### Support Vector Machine (SVM)

#### Introduction  
Support Vector Machine (SVM) is a supervised learning algorithm used for classification and regression tasks. It is particularly effective for high-dimensional spaces and works well when the number of dimensions exceeds the number of samples.

#### How SVM Works  
SVM finds the optimal **hyperplane** that best separates data points into different classes. The hyperplane is chosen to maximize the **margin**, which is the distance between the nearest points (support vectors) of each class.

#### Key Concepts  
1. **Hyperplane**: A decision boundary that separates different classes.  
2. **Support Vectors**: Data points closest to the hyperplane that influence its position.  
3. **Margin**: The distance between the hyperplane and the nearest support vectors.
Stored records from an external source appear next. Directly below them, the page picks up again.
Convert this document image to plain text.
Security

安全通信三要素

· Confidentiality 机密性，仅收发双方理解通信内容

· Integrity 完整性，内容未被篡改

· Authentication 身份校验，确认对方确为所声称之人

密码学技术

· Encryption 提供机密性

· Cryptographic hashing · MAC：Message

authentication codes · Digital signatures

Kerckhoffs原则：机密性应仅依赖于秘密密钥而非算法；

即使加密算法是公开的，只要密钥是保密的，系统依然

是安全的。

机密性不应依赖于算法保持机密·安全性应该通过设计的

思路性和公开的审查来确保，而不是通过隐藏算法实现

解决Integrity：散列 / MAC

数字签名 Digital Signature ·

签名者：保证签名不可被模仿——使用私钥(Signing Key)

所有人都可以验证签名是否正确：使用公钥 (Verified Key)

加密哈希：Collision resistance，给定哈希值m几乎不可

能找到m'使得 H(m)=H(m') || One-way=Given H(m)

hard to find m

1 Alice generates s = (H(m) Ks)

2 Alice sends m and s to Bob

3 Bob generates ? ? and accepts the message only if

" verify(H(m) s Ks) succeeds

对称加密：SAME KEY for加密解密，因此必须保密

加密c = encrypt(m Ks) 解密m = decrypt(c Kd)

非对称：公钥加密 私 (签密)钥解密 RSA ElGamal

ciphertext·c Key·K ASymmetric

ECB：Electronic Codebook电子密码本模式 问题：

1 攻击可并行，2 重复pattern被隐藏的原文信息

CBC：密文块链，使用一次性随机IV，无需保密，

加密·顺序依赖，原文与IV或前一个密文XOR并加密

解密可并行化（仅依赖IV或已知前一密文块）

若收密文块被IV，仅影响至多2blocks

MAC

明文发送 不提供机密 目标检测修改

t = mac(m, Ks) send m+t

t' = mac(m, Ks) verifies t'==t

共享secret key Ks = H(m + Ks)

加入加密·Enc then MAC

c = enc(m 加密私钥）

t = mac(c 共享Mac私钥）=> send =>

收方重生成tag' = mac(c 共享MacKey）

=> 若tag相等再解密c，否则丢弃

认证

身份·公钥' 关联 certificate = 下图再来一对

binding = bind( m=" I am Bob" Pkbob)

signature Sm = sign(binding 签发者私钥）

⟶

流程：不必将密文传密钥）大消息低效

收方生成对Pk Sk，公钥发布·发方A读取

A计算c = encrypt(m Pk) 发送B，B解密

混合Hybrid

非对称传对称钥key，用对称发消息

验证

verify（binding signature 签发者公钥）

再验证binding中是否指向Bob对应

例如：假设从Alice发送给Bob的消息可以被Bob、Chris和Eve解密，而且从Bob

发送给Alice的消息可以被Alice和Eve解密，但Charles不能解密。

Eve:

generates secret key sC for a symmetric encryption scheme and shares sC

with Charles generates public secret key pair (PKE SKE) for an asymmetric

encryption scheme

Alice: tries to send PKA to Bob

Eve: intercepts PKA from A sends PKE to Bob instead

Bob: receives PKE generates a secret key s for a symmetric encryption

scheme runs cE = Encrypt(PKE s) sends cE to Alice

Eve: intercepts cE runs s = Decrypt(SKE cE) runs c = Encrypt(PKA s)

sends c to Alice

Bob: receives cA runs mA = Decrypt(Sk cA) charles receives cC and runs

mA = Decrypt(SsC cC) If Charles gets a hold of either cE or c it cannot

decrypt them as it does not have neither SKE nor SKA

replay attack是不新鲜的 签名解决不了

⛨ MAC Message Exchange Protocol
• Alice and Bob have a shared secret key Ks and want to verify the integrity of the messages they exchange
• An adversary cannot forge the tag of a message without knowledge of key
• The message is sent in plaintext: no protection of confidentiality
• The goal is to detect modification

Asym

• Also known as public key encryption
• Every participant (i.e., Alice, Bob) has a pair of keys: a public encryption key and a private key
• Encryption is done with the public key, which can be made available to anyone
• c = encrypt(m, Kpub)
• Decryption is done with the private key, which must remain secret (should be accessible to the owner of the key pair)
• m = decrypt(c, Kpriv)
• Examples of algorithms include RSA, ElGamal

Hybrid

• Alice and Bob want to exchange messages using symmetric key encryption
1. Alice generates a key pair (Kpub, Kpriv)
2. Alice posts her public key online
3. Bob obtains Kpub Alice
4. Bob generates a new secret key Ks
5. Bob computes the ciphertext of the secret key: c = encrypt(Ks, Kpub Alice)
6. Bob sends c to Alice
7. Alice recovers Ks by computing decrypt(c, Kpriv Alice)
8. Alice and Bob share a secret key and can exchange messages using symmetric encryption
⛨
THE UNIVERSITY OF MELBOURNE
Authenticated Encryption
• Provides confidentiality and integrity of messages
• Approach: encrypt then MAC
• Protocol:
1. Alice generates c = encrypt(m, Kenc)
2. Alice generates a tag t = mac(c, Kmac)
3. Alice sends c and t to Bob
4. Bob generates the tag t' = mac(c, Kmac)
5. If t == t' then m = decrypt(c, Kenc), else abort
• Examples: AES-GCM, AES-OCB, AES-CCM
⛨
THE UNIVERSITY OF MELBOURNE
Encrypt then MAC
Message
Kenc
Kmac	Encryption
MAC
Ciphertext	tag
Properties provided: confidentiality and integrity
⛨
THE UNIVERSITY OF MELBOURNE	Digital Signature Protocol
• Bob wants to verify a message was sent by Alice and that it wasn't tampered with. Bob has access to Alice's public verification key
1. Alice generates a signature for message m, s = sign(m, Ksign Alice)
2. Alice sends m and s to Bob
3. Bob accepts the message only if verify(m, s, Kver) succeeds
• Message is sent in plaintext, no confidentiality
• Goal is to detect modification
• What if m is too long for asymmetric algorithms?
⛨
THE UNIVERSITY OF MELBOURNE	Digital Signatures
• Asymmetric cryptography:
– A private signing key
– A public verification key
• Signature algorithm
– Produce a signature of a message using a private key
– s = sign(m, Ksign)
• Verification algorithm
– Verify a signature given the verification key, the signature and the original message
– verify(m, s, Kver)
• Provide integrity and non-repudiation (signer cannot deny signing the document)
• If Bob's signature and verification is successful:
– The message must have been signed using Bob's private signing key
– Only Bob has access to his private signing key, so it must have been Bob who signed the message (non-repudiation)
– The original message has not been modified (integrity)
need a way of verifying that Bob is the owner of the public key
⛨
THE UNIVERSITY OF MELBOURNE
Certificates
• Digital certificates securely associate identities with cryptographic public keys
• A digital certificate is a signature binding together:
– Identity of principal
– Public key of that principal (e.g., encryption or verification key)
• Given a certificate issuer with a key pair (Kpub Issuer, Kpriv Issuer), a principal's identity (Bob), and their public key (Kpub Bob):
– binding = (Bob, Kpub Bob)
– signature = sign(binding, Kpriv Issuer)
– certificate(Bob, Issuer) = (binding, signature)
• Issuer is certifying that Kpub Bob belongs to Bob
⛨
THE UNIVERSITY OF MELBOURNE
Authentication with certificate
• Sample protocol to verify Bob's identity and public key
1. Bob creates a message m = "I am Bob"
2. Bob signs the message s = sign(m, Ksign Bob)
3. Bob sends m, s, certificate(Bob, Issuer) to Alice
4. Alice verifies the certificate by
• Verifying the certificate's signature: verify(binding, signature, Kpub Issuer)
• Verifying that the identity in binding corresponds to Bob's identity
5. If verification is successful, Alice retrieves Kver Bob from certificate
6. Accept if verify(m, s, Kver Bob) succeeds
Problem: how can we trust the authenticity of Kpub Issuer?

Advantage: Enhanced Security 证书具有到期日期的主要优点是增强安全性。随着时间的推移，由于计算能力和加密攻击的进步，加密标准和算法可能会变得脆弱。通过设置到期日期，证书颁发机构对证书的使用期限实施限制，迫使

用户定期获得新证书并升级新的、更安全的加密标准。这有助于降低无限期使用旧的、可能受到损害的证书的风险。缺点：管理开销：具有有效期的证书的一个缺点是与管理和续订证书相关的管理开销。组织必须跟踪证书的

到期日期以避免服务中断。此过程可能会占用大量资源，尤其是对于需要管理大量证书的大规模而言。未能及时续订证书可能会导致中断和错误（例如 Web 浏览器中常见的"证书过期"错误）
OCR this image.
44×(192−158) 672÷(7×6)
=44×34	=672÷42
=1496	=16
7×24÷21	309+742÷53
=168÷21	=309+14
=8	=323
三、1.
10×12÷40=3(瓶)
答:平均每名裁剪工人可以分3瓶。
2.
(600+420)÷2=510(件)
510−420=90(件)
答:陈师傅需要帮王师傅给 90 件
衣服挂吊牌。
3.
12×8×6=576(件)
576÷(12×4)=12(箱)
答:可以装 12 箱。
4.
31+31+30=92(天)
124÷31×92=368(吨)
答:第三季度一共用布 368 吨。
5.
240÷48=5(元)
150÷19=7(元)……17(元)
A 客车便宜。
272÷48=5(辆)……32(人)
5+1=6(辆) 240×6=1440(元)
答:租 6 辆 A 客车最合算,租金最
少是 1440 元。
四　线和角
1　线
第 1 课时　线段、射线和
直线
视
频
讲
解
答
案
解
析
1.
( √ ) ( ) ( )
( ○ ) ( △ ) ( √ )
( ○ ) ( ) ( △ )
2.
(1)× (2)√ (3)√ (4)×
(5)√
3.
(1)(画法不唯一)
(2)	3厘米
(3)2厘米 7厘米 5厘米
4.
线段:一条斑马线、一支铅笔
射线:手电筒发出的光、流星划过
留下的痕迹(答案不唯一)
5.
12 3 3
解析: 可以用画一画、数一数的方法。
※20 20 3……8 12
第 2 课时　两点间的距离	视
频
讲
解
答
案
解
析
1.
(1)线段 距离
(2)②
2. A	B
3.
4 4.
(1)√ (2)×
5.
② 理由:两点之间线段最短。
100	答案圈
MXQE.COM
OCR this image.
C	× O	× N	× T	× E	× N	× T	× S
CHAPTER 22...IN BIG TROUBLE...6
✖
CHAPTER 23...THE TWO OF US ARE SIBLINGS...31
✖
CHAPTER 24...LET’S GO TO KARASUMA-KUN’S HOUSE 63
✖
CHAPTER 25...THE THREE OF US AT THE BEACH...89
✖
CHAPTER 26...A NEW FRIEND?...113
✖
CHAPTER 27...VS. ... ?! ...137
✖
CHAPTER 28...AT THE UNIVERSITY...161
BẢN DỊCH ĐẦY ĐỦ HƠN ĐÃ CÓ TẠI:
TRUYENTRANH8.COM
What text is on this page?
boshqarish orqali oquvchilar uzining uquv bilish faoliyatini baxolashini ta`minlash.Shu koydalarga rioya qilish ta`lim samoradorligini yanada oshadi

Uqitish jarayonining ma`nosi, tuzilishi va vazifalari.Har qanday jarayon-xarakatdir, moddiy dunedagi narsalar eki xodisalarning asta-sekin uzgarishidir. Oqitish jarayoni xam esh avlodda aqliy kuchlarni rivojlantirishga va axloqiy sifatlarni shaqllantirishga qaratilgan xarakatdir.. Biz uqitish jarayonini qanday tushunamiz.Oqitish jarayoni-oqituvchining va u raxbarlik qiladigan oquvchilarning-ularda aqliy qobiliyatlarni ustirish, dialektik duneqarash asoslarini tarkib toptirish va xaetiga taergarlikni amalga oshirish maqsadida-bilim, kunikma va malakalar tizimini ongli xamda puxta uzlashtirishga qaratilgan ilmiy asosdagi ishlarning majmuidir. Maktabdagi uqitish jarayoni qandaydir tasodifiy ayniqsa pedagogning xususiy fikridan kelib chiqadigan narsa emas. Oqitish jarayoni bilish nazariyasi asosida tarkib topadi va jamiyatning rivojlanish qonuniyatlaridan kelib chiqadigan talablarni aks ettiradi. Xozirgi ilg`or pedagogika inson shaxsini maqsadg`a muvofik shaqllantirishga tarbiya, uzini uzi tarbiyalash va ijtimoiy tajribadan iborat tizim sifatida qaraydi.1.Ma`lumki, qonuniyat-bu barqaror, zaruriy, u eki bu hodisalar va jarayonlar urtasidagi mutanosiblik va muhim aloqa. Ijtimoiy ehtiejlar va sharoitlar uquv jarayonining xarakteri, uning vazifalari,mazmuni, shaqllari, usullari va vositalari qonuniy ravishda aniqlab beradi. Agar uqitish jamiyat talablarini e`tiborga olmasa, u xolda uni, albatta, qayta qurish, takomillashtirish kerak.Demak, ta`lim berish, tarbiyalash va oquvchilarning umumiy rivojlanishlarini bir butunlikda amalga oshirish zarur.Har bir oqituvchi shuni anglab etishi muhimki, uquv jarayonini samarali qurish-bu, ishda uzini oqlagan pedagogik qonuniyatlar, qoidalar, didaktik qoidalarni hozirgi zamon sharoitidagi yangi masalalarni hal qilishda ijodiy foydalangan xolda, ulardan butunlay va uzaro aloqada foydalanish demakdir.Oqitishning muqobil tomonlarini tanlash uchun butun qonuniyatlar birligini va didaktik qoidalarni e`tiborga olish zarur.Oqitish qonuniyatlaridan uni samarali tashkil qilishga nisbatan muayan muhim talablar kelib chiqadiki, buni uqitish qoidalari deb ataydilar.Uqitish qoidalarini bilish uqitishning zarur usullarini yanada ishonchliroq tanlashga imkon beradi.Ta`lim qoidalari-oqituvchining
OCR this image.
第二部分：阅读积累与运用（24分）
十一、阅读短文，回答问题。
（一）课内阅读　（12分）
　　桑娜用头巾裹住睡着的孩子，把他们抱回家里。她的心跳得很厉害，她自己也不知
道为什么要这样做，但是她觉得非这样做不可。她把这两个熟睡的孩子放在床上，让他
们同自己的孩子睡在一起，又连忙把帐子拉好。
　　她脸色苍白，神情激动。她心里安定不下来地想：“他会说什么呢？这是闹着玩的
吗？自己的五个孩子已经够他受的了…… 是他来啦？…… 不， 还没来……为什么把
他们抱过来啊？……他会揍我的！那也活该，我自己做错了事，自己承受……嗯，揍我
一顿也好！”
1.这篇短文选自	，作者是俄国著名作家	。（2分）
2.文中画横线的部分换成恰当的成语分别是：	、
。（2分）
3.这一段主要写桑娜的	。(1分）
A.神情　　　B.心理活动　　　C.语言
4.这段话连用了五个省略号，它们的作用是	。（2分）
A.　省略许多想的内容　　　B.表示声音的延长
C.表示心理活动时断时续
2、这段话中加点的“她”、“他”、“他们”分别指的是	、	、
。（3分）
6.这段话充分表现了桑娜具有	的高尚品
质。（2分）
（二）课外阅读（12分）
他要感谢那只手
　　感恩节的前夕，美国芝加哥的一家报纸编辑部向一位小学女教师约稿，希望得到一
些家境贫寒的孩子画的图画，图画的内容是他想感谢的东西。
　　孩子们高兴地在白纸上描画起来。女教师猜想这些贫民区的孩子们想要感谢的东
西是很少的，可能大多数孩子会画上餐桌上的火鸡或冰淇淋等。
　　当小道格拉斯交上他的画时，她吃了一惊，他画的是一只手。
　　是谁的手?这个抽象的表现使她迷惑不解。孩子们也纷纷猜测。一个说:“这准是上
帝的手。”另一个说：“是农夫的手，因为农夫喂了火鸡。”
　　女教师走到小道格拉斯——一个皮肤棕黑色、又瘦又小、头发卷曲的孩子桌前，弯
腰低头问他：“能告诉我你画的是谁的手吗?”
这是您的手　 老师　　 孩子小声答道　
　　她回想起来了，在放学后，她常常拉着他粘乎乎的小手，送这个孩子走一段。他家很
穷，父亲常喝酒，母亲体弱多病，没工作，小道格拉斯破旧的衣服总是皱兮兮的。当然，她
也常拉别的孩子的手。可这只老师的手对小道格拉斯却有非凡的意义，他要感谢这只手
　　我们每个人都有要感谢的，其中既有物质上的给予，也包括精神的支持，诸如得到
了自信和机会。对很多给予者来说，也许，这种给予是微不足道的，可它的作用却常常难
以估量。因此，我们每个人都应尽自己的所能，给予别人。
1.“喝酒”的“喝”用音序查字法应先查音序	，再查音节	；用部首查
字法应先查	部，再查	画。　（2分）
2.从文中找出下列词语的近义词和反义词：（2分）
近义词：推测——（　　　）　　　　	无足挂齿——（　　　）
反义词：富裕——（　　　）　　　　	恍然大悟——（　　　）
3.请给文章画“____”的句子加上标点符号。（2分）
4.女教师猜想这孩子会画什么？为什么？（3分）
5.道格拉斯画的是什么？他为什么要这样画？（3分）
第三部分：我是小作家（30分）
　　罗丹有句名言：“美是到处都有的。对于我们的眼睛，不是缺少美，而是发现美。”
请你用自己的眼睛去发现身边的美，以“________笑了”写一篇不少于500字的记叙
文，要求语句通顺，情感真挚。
SVM aims to maximize this margin for better generalization.  

### Types of SVM  
### 1. **Linear SVM**  
   - Used when data is **linearly separable**.
   - Finds the straight-line (or hyperplane in higher dimensions) that separates classes.  
   
   **Equation of the hyperplane:**  
   \[
   w \cdot x + b = 0
   \]
   where:
   - \( w \) is the weight vector,
   - \( x \) is the feature vector,
   - \( b \) is the bias term.

### 2. **Non-Linear SVM (Using Kernels)**  
   - Used when data is **not linearly separable**.
   - Maps data into a higher-dimensional space where it becomes linearly separable.
   - Uses kernel functions such as:
     - **Polynomial Kernel**: \( (x \cdot x')^d \)
     - **Radial Basis Function (RBF) Kernel**: \( e^{-\gamma ||x - x'||^2} \)
     - **Sigmoid Kernel**: \( \tanh(\alpha x \cdot x' + c) \)

### Hyperparameters of SVM  
1. **C (Regularization Parameter)**  
   - Controls the trade-off between achieving a low error and maximizing the margin.
   - A **high C** results in a smaller margin but fewer misclassifications.
   - A **low C** results in a larger margin but more misclassifications.

2. **Gamma (for RBF Kernel)**  
   - Defines how much influence a single training example has.
   - **High gamma** → Closer decision boundary, risk of overfitting.
   - **Low gamma** → Smoother decision boundary, risk of underfitting.

## Advantages of SVM  
- Effective in high-dimensional spaces.  
- Works well for both linear and non-linear data (using kernels).  
- Robust to overfitting in high-dimensional datasets.  
- Memory efficient, as it uses a subset of training points (support vectors).  

## Disadvantages of SVM  
- Can be slow on large datasets.  
- Sensitive to the choice of kernel and hyperparameters.  
- Not ideal when the dataset has significant overlapping classes.